Moving swiftly on from the depths of my sentiment, which threaten to drown me at any moment, is:

THING THE THIRD

- I will use my languages here, on line, on my blog. I may, every now and again, post something in another language. I may or may not provide translations. Please, do not feel alienated by this. I love languages, but I am not very confident when it comes to producing them. Having my texts out there in all of their gory, grammatically incorrect glory, will hopefully help change this. If you are really offended by posts in different languages, this probably isn't the blog for you, anyway. In addition to posting in the languages I learn, I will also, possibly, post about learning them. The situation is not the same for each language. One I have learnt formally, the rest have been self studied. Some I find easier, some I find much harder. Some I am happier to read in, others to speak in. Some I like more than others... wait. No, I don't... one should not have favourites. Ahem.

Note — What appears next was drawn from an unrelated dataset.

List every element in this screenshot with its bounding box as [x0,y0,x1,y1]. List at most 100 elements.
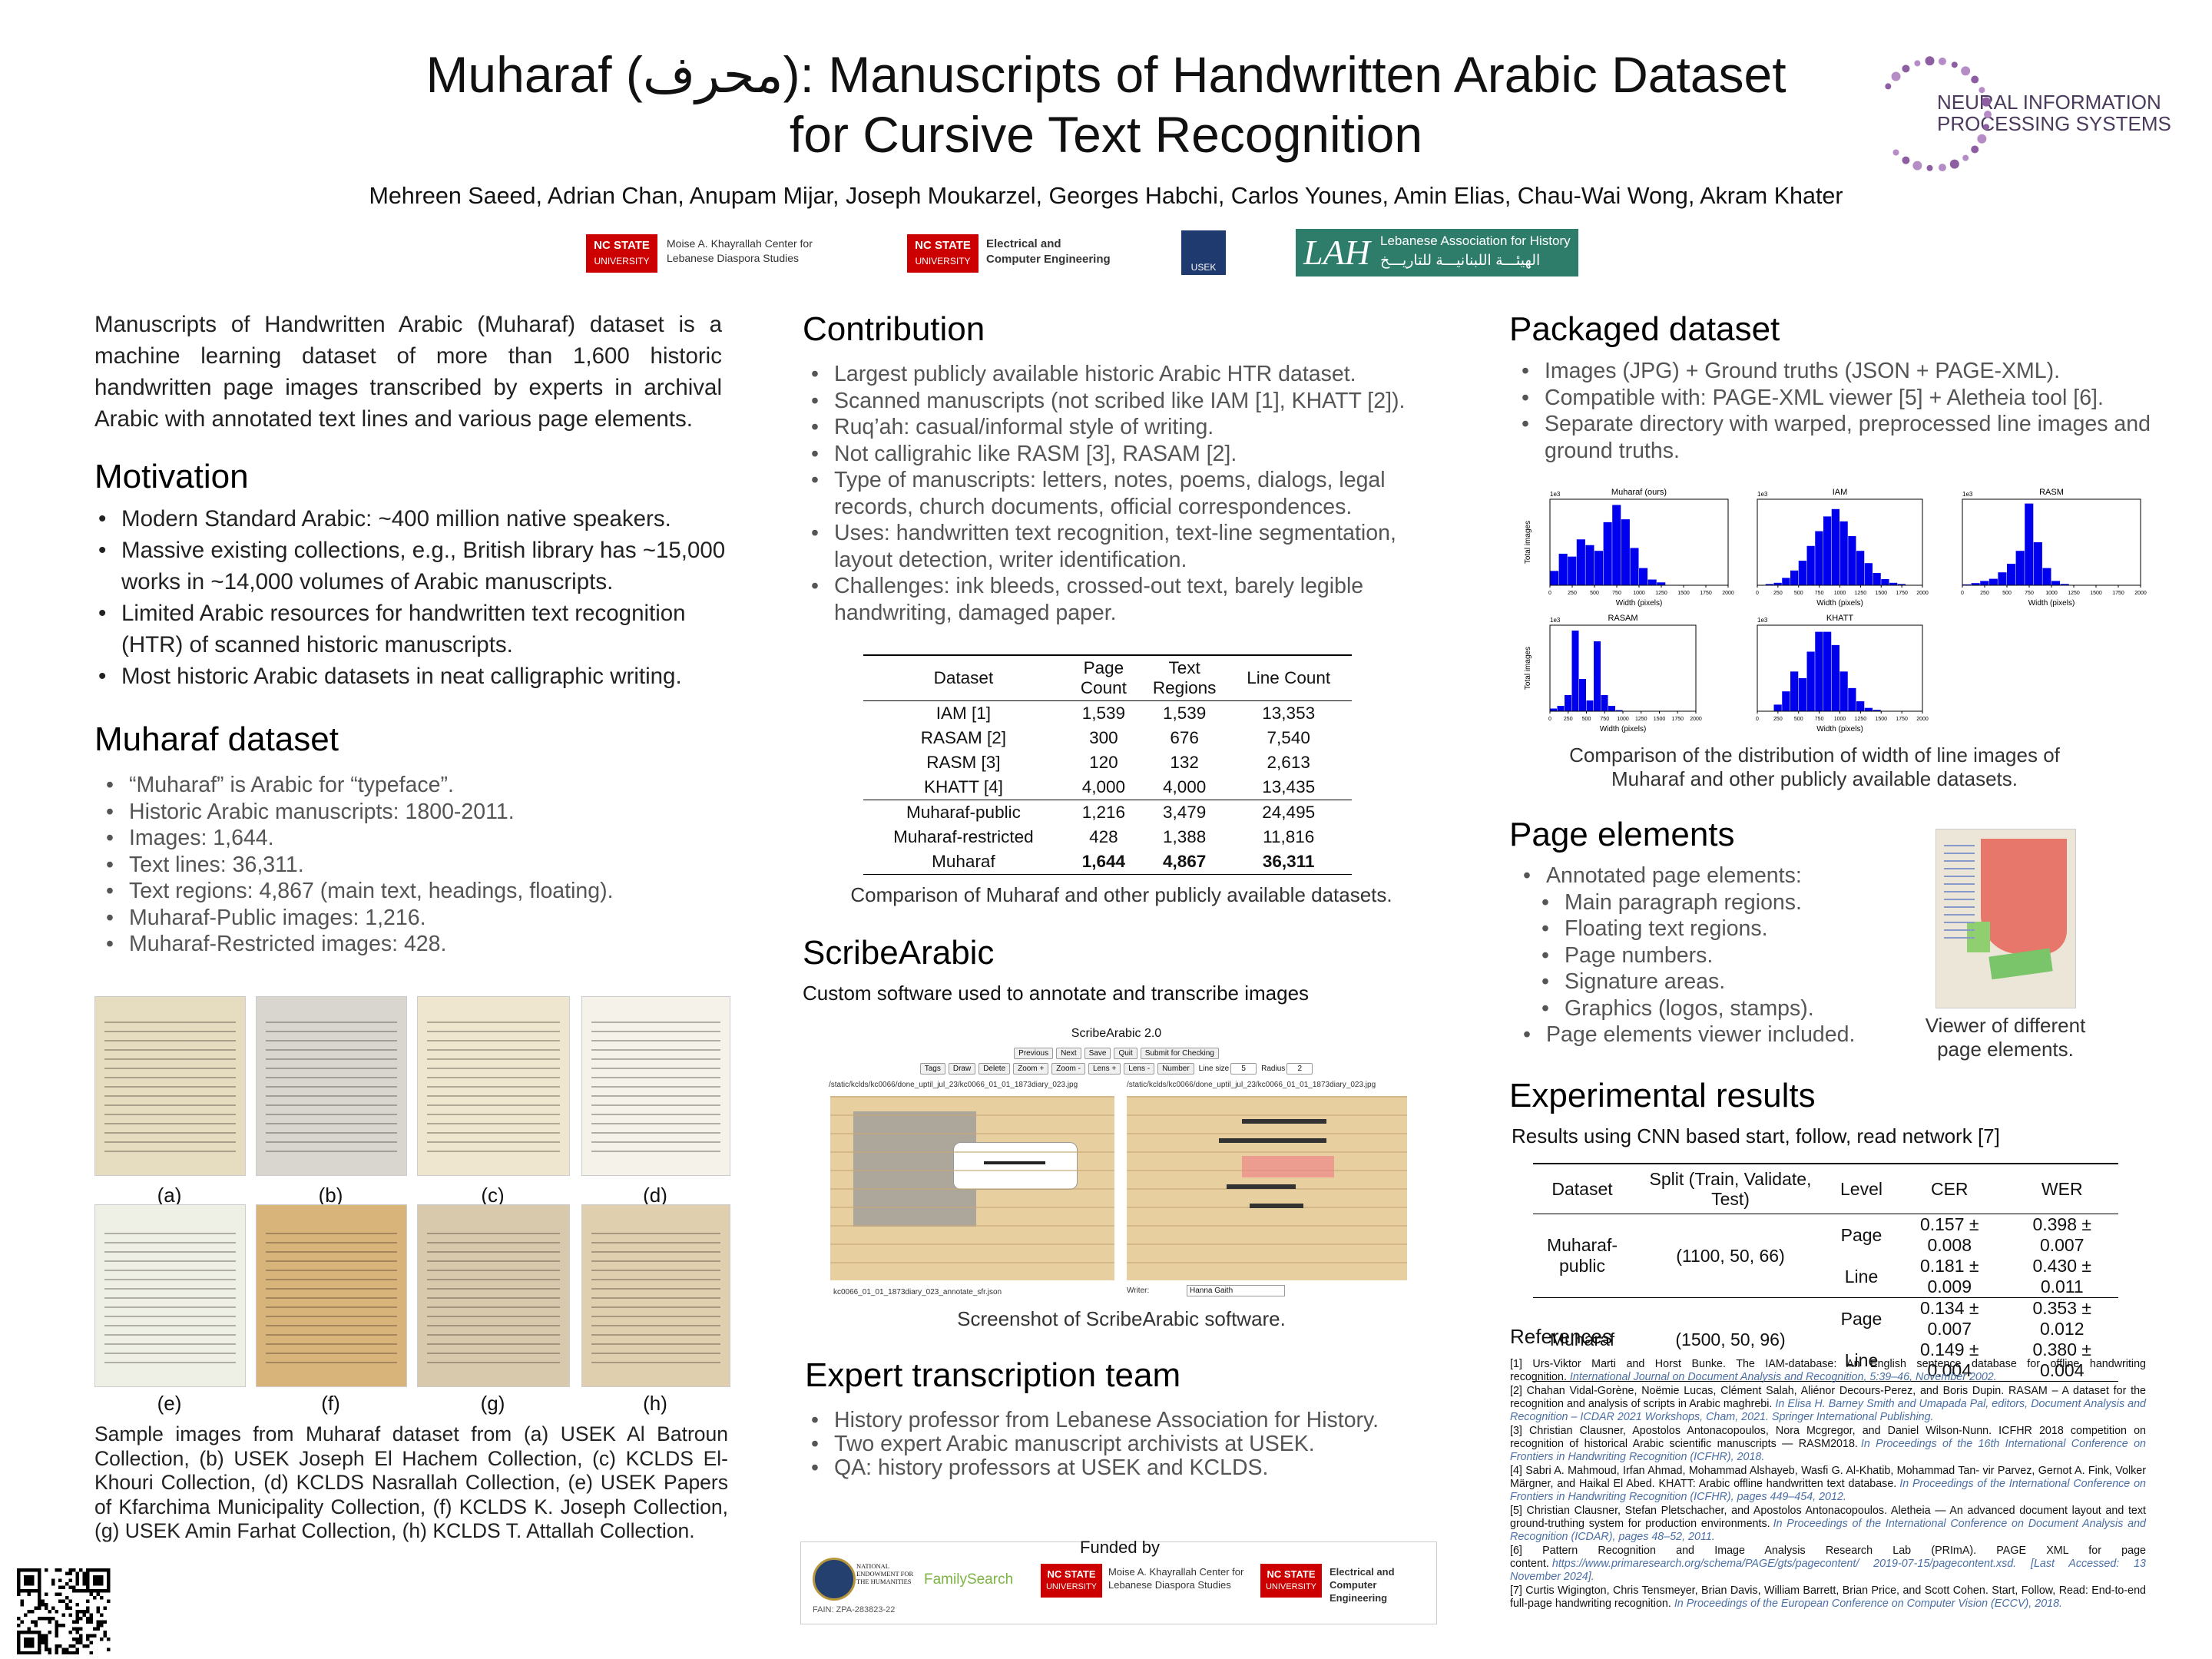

THING THE FOURTH before I embarrass myself further and alienate any of my languages

Er, what was the Fourth Thing again? Perhaps there was no Fourth Thing.
In which case:
- I will endeavour to be the best me that I can be, to do all of these things with gusto, because I am sure that I will enjoy them. However, I will also be sure and assured that it is okay for me to make mistakes, that I can skip a week of posting, or that I can post about absolutely nothing if I so wish. I will be sure and assured that this blog is recreational only, and I will not hesitate to run at the first sign of it becoming a chore or a drag. There are times in life when persevering through things you do not enjoy is the right thing to do, things that, really, we ought to continue. This blog is not one of those things. Since my very first post, it has been the place where I come to blather about whatever I like, and I intend to keep it that way. If that means I give it up whenever it becomes too onerous, than so be it. Yes, I may have neglected it for long periods in the past, but I always come back. Because I enjoy writing this blog, and I owe it to myself, as well as to any readers I acquire, to continue writing it as long as I enjoy it.

So, these are the things that I have quietly said to myself I will do, and now I am saying them a little bit louder.

I'll be signing off now, hopefully to see you soon, but before I go I guess I should mention the fact that I GRADUATED.


It has felt long at times, although looking back it feels short, and I haven't always given as much as I should or could have, which I regret. However, I do not regret anything at all from these last two years of study, and I am glad that I have made it this far.

So,
Happy Blogging, y'all!
The ever faithful, in a strange, periodic way,
Little Newman

*You are dear to me, even though you currently exist only in potentia. You will remain dear to me if you shift into real time, but I am afraid to say you will be slightly less shimmery. I am sorry.
** Okay, and because I kind of want to read it anyway, a little bit I guess. And because I saw it for 75p in a charity shop. So sue me.